Press release - Normalisation of monetary policy: prospects and divergences

Article published in the Economic Review, December 2014

The world’s leading central banks are currently still pursuing a decidedly expansionary monetary policy. The five-year real interest rates remain very negative and the five-year real interest rates five years ahead are well below their long-term average. However, in the most recent period the central banks of the advanced economies have adopted a clearly divergent course. While monetary policy in the euro area continued to be eased, the Federal Reserve opted for a partial tightening. This divergence is in line with the differing macro-economic situations and prospects. This macro-economic divergence will also lead to non-synchronous normalisation of monetary policy, as is already clearly reflected in interest rate expectations on the financial markets.

The Federal Reserve’s preparations for the exit from its very accommodative monetary policy are now well under way: determining the exact timing and communication of the first monetary policy tightening is a serious challenge, because in the past any surprise in the timing of the US exit often triggered volatility on the global financial markets. In line with its dual mandate, the FOMC therefore made it clear that estimating the degree to which the labour market has excess capacity and the impact of that on wages and prices will be crucial for the pace of the exit. In addition, in September 2014 the FOMC announced the Policy normalisation principles, from which it emerged that monetary policy is likely to be tightened by use of the interest rate instrument, rather than by active intervention in the size or composition of the central bank balance sheet. In the euro area the monetary policy stance is expected to remain very accommodative in a climate of very low inflation that seems to be weakening the anchoring of inflation expectations to some extent.

A challenge for the monetary exit is the implementation of a more restrictive monetary policy by means of higher interest rates, while the central bank reserves still contain a substantial liquidity surplus. Thus, it may be desirable to maintain the liquidity surplus or to reduce it only gradually, for the sake of financial stability, whereas the outlook for economic activity and inflation requires a more restrictive monetary policy. Central banks can then opt to tighten monetary policy via an interest rate corridor system by raising the interest rate floor. In order to ensure the effectiveness of this interest rate floor system – in other words, a proper transmission of the policy rates to market interest rates – the Federal Reserve has now felt the need to expand its operational framework with a supplementary interest rate floor, namely the overnight reverse repo rate, which is accessible to a broader range of counterparties.

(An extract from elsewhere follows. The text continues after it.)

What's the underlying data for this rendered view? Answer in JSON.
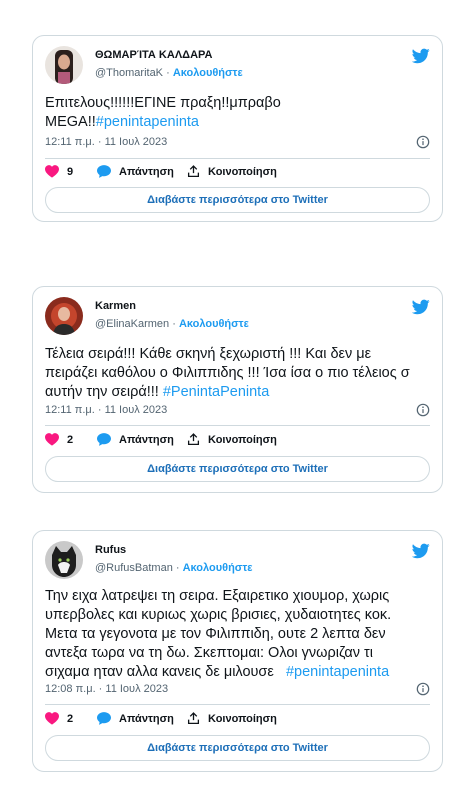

Asynchronous normalisation of monetary policy in the main advanced economies implies risks of undesirable spillover effects. For instance, in May and June 2013 the mere announcement of a possible reduction in asset purchases by the Federal Reserve had sparked a strong reaction on the global bond markets. The observed increased synchronisation in government bond yield movements suggested that the euro area could well feel the impact of any potential turmoil associated with the normalisation of monetary policy in the United States. However, it is evident that, since the end of 2013, the Eurosystem has been successful in clearly establishing the independence of its monetary policy and is managing to devise a monetary policy course in line with the euro area’s fundamentals. That is also apparent from the movement in the exchange rate since mid-2014.